辻一郎のソロ・ユニット“
Dissecting Table”が、アルバム『Inner Conflict』を2023年1月3日(火)にデジタル配信を行い、2023年3月7日(火)にCDRを13枚限定でリリースします。
辻一郎は1966年生まれ。東京で86年から“Dissecting Table”という名義でノイズ・インダストリアル・ミュージックの制作を開始し、98年に故郷の広島に戻り音楽活動を展開。おもに自主レーベル「UPD organization」とヨーロッパとアメリカのレーベルよりレコードやCD作品を発表してきました。初期、中期の作品は、シンセサイザー、サンプラーをシーケンサーで制御することで作品を制作していましたが、2012年頃から、コンピュータでUSB接続デバイスから出力されるPWM信号を制御して音楽制作を行なうようになり、現在は、独自のシンセサイザーシステムを開発しながら作品を制作しています。
開発したシンセサイザーシステムは、主に、コンピュータ、universal serial bus(USB)接続デバイス、ラインセレクタ、フィルタ及び、ミキサーで構成されています。コンピュータとUSB接続デバイスは、USBインターフェイスで接続することによりコンピュータシンセサイザーを形成します。USB接続デバイスは、5つのpulse width modulation(PWM)信号と制御信号を出力します。制御信号は、ラインセレクタ、フィルタ及び、ミキサーを制御します。USB接続デバイスから出力されるPWM信号の端子は、P0、P1、P2、P3及び、P4とします。P0、P1、P2及び、P4から出力されるPWM信号と4つのフィルタは、ラインセレクタで接続を変更することができます。P3から出力されるPWM信号は、直接、オールパスフィルタに入力されます。オールパスフィルタの位相は、USB接続デバイスから出力される制御信号で制御されます。

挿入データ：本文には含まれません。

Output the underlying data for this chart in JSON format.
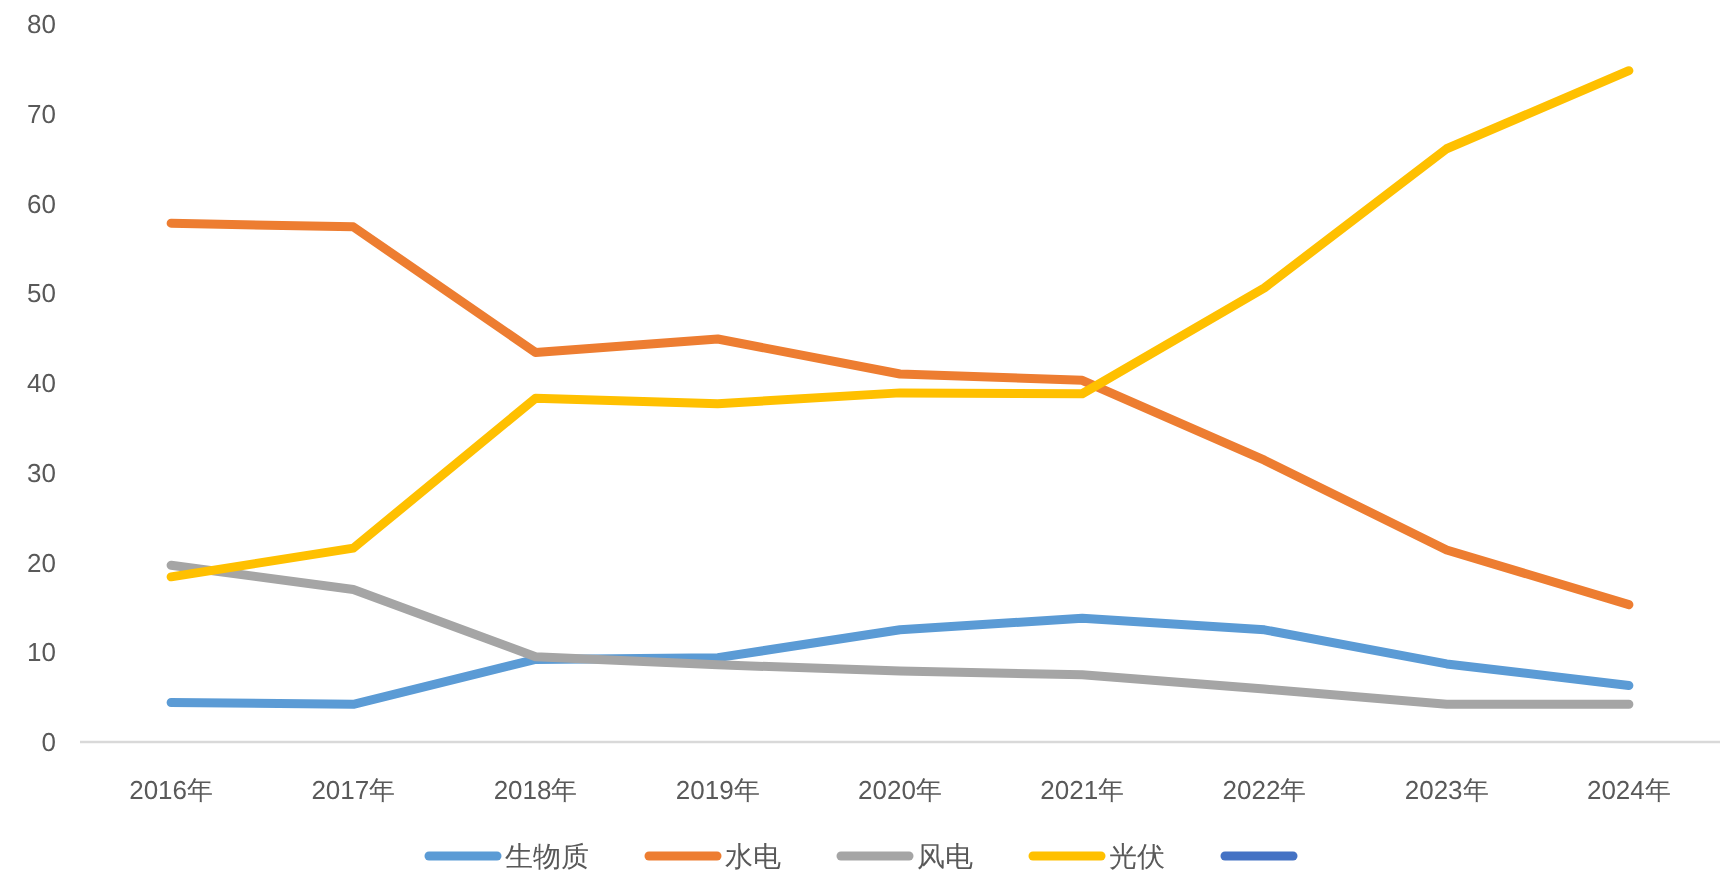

この作品の6曲目で、P1とP3のPWM信号は、持続的に演奏しました。P0、P2及び、P4のPWM信号は、断続的に演奏しました。曲を複雑にするため、5つのPWM信号は非同期演奏です。P3のPWM信号は、オールパスフィルタと絶縁しました。P1のPWM信号は、ラインセレクタを経由してオールパスフィルタに接続しました。ラインセレクタは、初期設定で4つのPWM信号と4つのフィルタの接続の変更を行いませんでした。P1のPWM信号はランダム信号です。P3のPWM信号はリズム信号です。コンピュータは、リズム信号をオールパスフィルタに入力することを想定して位相を制御します。オールパスフィルタにランダム信号が入力されるため、ユニークな音色を得ることができ、曲の印象が変わりました。この曲は、P1とP3のPWM信号を持続的に演奏して、ノイズミュージックの古典的な手法を意図的に用いています。